HIV incidence and associated risk factors among Peruvian male participants of the NIMH collaborative HIV/STD prevention trial
E. Segura1, A. Silva-Santisteban1, S. Leon1, T. Coates2, C. Caceres1
1Universidad Peruana Cayetano Heredia, Lima, Peru, 2University of California at Los Angeles, Los Angeles, CA, United States
Background: In recent years, HIV incidence in Peruvian men who have sex with me (MSM) has been estimated from surveillance data, differential sensitivity EIA and other sources, raising questions of external validity. Based on secondary data from a large cohort, we aimed to estimate HIV incidence, and its associated factors, in urban men (including MSM) in three Peruvian coastal cities (Lima, Trujillo and Chiclayo).

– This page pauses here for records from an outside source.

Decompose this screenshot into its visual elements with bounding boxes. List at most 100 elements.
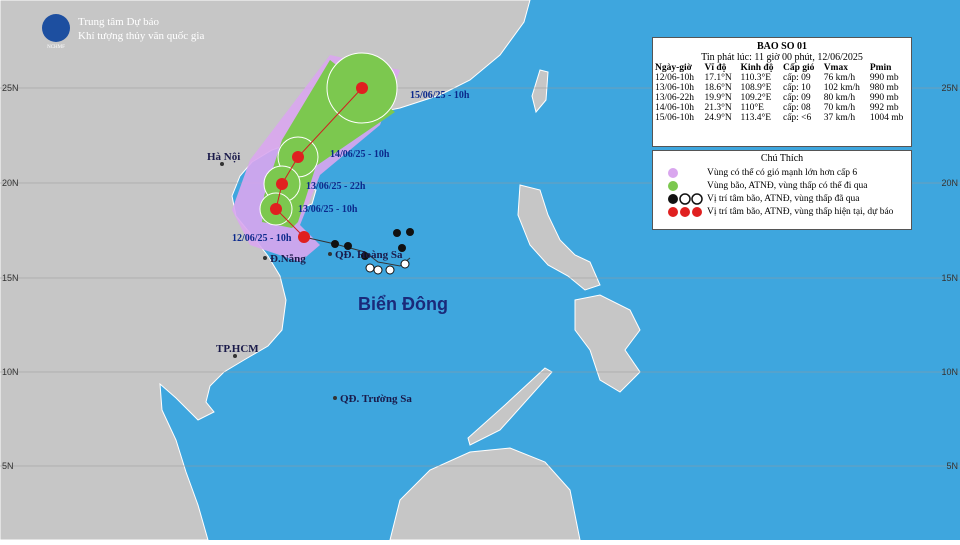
storm-cone xyxy=(259,52,398,228)
table-cell: 18.6°N xyxy=(704,83,732,93)
past-points xyxy=(331,228,414,275)
table-cell: cấp: 09 xyxy=(782,73,811,83)
legend-icon xyxy=(668,180,678,191)
forecast-point xyxy=(292,151,304,163)
column-header: Vĩ độ xyxy=(704,63,727,73)
legend-swatch xyxy=(679,192,691,205)
table-row: 15/06-10h 24.9°N 113.4°E cấp: <6 37 km/h 1004… xyxy=(653,113,911,123)
table-cell: cấp: 09 xyxy=(782,93,811,103)
bulletin-table: Ngày-giờ Vĩ độ Kinh độ Cấp gió Vmax Pmin 12/06… xyxy=(653,63,911,123)
place-label: Hà Nội xyxy=(207,151,240,163)
track-label: 12/06/25 - 10h xyxy=(232,233,292,244)
legend-title: Chú Thích xyxy=(760,153,804,164)
track-label: 15/06/25 - 10h xyxy=(410,90,470,101)
lat-label: 20N xyxy=(2,178,19,188)
legend-item: Vùng bão, ATNĐ, vùng thấp có thể đi qua xyxy=(653,179,911,192)
column-header: Ngày-giờ xyxy=(655,63,692,73)
legend-swatch xyxy=(692,206,702,217)
table-cell: 12/06-10h xyxy=(655,73,695,83)
column-header: Cấp gió xyxy=(782,63,815,73)
forecast-point xyxy=(356,82,368,94)
lat-label: 10N xyxy=(2,367,19,377)
table-cell: 110.3°E xyxy=(740,73,772,83)
table-cell: 980 mb xyxy=(869,83,899,93)
lat-label: 10N xyxy=(941,367,958,377)
table-cell: 13/06-10h xyxy=(655,83,695,93)
lat-label: 15N xyxy=(941,273,958,283)
lat-label: 15N xyxy=(2,273,19,283)
table-row: 14/06-10h 21.3°N 110°E cấp: 08 70 km/h 992 mb xyxy=(653,103,911,113)
logo-text: NCHMF xyxy=(47,45,65,50)
legend-item: Vùng có thể có gió mạnh lớn hơn cấp 6 xyxy=(653,166,911,179)
legend-icon xyxy=(668,167,678,178)
legend-swatch xyxy=(668,193,678,204)
header-line: Trung tâm Dự báo xyxy=(78,16,160,28)
table-cell: 37 km/h xyxy=(823,113,856,123)
table-cell: 15/06-10h xyxy=(655,113,695,123)
column-header: Vmax xyxy=(823,63,848,73)
table-cell: 1004 mb xyxy=(869,113,904,123)
table-cell: 70 km/h xyxy=(823,103,856,113)
table-row: 13/06-10h 18.6°N 108.9°E cấp: 10 102 km/h 980… xyxy=(653,83,911,93)
place-label: Đ.Nẵng xyxy=(270,253,306,265)
bulletin-title: BAO SO 01 xyxy=(756,41,807,52)
table-cell: cấp: <6 xyxy=(782,113,812,123)
legend-swatch xyxy=(680,206,690,217)
logo xyxy=(42,14,70,42)
legend-icon xyxy=(668,206,702,217)
legend-text: Vị trí tâm bão, ATNĐ, vùng thấp hiện tại… xyxy=(707,206,894,217)
lat-labels: 25N 25N 20N 20N 15N 15N 10N 10N 5N 5N xyxy=(2,83,958,471)
legend-text: Vị trí tâm bão, ATNĐ, vùng thấp đã qua xyxy=(707,193,860,204)
table-cell: 990 mb xyxy=(869,73,899,83)
legend-item: Vị trí tâm bão, ATNĐ, vùng thấp hiện tại… xyxy=(653,205,911,218)
sea-label: Biển Đông xyxy=(358,294,448,314)
track-label: 14/06/25 - 10h xyxy=(330,149,390,160)
legend-swatch xyxy=(668,206,678,217)
table-cell: 13/06-22h xyxy=(655,93,695,103)
table-cell: 102 km/h xyxy=(823,83,860,93)
table-cell: 19.9°N xyxy=(704,93,732,103)
table-cell: 109.2°E xyxy=(740,93,772,103)
table-cell: 108.9°E xyxy=(740,83,772,93)
legend: Chú Thích Vùng có thể có gió mạnh lớn hơ… xyxy=(652,150,912,230)
track-label: 13/06/25 - 22h xyxy=(306,181,366,192)
legend-swatch xyxy=(691,192,703,205)
bulletin-issued: Tin phát lúc: 11 giờ 00 phút, 12/06/2025 xyxy=(701,52,863,63)
track-label: 13/06/25 - 10h xyxy=(298,204,358,215)
lat-label: 5N xyxy=(946,461,958,471)
bulletin: BAO SO 01 Tin phát lúc: 11 giờ 00 phút, … xyxy=(652,37,912,147)
table-cell: cấp: 10 xyxy=(782,83,811,93)
legend-text: Vùng có thể có gió mạnh lớn hơn cấp 6 xyxy=(707,167,858,178)
column-header: Pmin xyxy=(869,63,892,73)
lat-label: 5N xyxy=(2,461,14,471)
forecast-point xyxy=(276,178,288,190)
table-cell: 80 km/h xyxy=(823,93,856,103)
place-label: TP.HCM xyxy=(216,343,259,355)
place-label: QĐ. Hoàng Sa xyxy=(335,249,403,261)
lat-label: 20N xyxy=(941,178,958,188)
table-row: 12/06-10h 17.1°N 110.3°E cấp: 09 76 km/h 990 … xyxy=(653,73,911,83)
place-label: QĐ. Trường Sa xyxy=(340,393,412,405)
table-cell: cấp: 08 xyxy=(782,103,811,113)
legend-item: Vị trí tâm bão, ATNĐ, vùng thấp đã qua xyxy=(653,192,911,205)
legend-text: Vùng bão, ATNĐ, vùng thấp có thể đi qua xyxy=(707,180,868,191)
table-cell: 992 mb xyxy=(869,103,899,113)
table-cell: 17.1°N xyxy=(704,73,732,83)
legend-swatch xyxy=(668,167,678,178)
place-dots xyxy=(220,162,337,400)
current-point xyxy=(298,231,310,243)
table-cell: 113.4°E xyxy=(740,113,772,123)
table-row: 13/06-22h 19.9°N 109.2°E cấp: 09 80 km/h 990 … xyxy=(653,93,911,103)
table-cell: 76 km/h xyxy=(823,73,856,83)
lat-label: 25N xyxy=(2,83,19,93)
table-cell: 110°E xyxy=(740,103,764,113)
lat-label: 25N xyxy=(941,83,958,93)
header-line: Khí tượng thủy văn quốc gia xyxy=(78,30,204,42)
forecast-point xyxy=(270,203,282,215)
table-cell: 14/06-10h xyxy=(655,103,695,113)
table-cell: 21.3°N xyxy=(704,103,732,113)
table-cell: 990 mb xyxy=(869,93,899,103)
legend-swatch xyxy=(668,180,678,191)
table-cell: 24.9°N xyxy=(704,113,732,123)
forecast-points xyxy=(270,82,368,243)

Methods: Methods and outcomes of the overall 5-country NIMH Collaborative Trial have been described elsewhere. In this secondary analysis, only men with consistently negative HIV test results at baseline, and a total of two visits minimum(including baseline) were included. Incident HIV infections were defined as reactive EIA/reactive WB at any visit after negative results in a previous visit. A multilevel Poisson regression model was developed to estimate the HIV incidence rate and explore associations.
Results: The final population included 1888 “Esquineros” (high-risk heterosexually identified men who sometimes have sex with other men) and 421 MSM. HIV incidence rate (per 100 person-years) was 0.24 (0.12-0.48; 95%CI) and 2.2 (1.32 3.68; 95%CI) respectively. In multivariate analysis, none of factors assessed (age, employment, number of sex partners and unprotected anal intercourse-both within last 6 months) were found to be associated with HIV acquisition.
Conclusions: These results are important because: first, they convey the first measurement, high for a concentrated epidemic, of HIV incidence in a male, heterosexually identified, yet socially marginalized population; second, they convey a measurement of HIV incidence among MSM that is lower and arguably more useful that previous ones since
- it was based on a more diverse range of MSM rather than solely high risk individuals,
- it prospectively assessed HIV status in a cohort, and
- it originated from a trial testing a community-level intervention with no statistically significant effect detected as explained elsewhere.